President Barack Obama expressed a vision for federal spending: that 2009 presents an opportunity for the federal government to invest in infrastructure, health care, and education sooner rather than later. Investments like these have intrinsic value — they are appealing because they are believed to serve the greater good — but not much stimulation potential.
When the government hires employees or makes purchases, their ultimate economic effect depends on what private sector activity is displaced.
In one scenario – called “crowding out” in economic jargon – some (but not necessarily all) of the new government employees are people who quit their private sector jobs in order to accept better positions offered by the public sector, and many (but not necessarily all) the new government purchases just take items that would have been purchased by a household or private business.
For example, an improvement of public schools may cause some students to withdraw from private schools and enroll in public ones and cause some school employees to relocate from private to public. The stimulus potential is minimal in this scenario, because much activity is shifting from private to public rather than being recreated anew. Gross domestic product may increase, but less than the public spending does – because public spending “crowds out,” or displaces, private spending.
Many people believe that moving students from private to public schools has intrinsic value. Or that building a public highway has intrinsic value even if it reduces private construction. Or that modernizing health care data has intrinsic value even if it reduces some other activity in technology industry. Thus, government purchases might be desirable even if they are not stimulating.
The second scenario is called the “multiplier.” In this view, government hiring and purchases largely acquire employees and resources that would have otherwise been idle. If this were correct, than the government’s spending in one area would not reduce spending in another. Instead, it would employ otherwise unemployed people, and get them spending again, thereby creating private spending on top of the government spending – hence the term “multiplier”. In the multiplier view, G.D.P. increases more than public spending.

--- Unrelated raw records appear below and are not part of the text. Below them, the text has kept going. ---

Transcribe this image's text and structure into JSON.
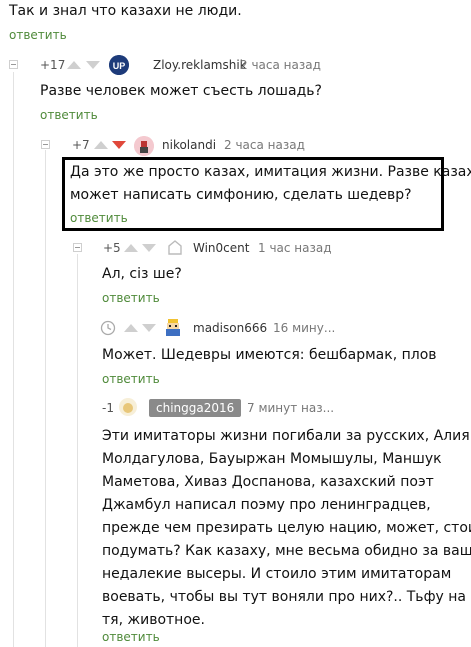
{
  "top_comment": {
    "text": "Так и знал что казахи не люди.",
    "reply_label": "ответить"
  },
  "comments": [
    {
      "score": "+17",
      "username": "Zloy.reklamshik",
      "time": "2 часа назад",
      "text": "Разве человек может съесть лошадь?",
      "reply_label": "ответить"
    },
    {
      "score": "+7",
      "username": "nikolandi",
      "time": "2 часа назад",
      "text_lines": [
        "Да это же просто казах, имитация жизни. Разве казах",
        "может написать симфонию, сделать шедевр?"
      ],
      "reply_label": "ответить"
    },
    {
      "score": "+5",
      "username": "Win0cent",
      "time": "1 час назад",
      "text": "Ал, сіз ше?",
      "reply_label": "ответить"
    },
    {
      "score": "",
      "username": "madison666",
      "time": "16 мину...",
      "text": "Может. Шедевры имеются: бешбармак, плов",
      "reply_label": "ответить"
    },
    {
      "score": "-1",
      "username": "chingga2016",
      "time": "7 минут наз...",
      "text_lines": [
        "Эти имитаторы жизни погибали за русских, Алия",
        "Молдагулова, Бауыржан Момышулы, Маншук",
        "Маметова, Хиваз Доспанова, казахский поэт",
        "Джамбул написал поэму про ленинградцев,",
        "прежде чем презирать целую нацию, может, стоит",
        "подумать? Как казаху, мне весьма обидно за ваши",
        "недалекие высеры. И стоило этим имитаторам",
        "воевать, чтобы вы тут воняли про них?.. Тьфу на",
        "тя, животное."
      ],
      "reply_label": "ответить"
    }
  ],
  "icons": {
    "collapse": "minus-box-icon",
    "upvote": "arrow-up-icon",
    "downvote": "arrow-down-icon",
    "clock": "clock-icon"
  },
  "colors": {
    "reply_link": "#4f8a3a",
    "downvote_active": "#e0483b",
    "badge_bg": "#8a8a8a"
  }
}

Despite the recent increase in unemployment rates, I see little reason why the multiplier scenario is realistic. For example, President Obama’s economists have explained how about half of the jobs they plan to create (both directly and indirectly) are jobs for women. But the large majority of this recession’s employment reduction has been among men. Thus, the Obama spending plan is not designed to primarily draw on the pool of persons unemployed in this recession.
President Obama has a vision to spend more on health care, largely for its intrinsic value. Its stimulation value is minimal because unemployment is low in that sector; health sector employment has actually increased every single month during this recession.
Even the construction industry shows crowding out. The chart below shows two types of construction spending over time: residential and non-residential. The housing boom prior to 2006 clearly crowded out non-residential construction.
Perhaps there was not enough unemployment during the housing boom to realize the multiplier effect. But in the two-year period since the end of 2006 – the last twelve months of which have been an official recession – shows a similar pattern: Reduced spending in one area allows for more spending in another.
Significant publicity has been given to residential construction workers and equipment that became unemployed since 2006, but less recognized is the absorption of many (but by no means not all) of those resources by non-residential construction projects. Public spending on construction that might come from the President’s spending plan will re-employ so of those unemployed, but it will also draw others out of their current work activity. The latter is why crowding out will occur even in construction.
Government spending will reduce private spending virtually anywhere it may be targeted. The case for government spending should be made on its intrinsic, not stimulation, value.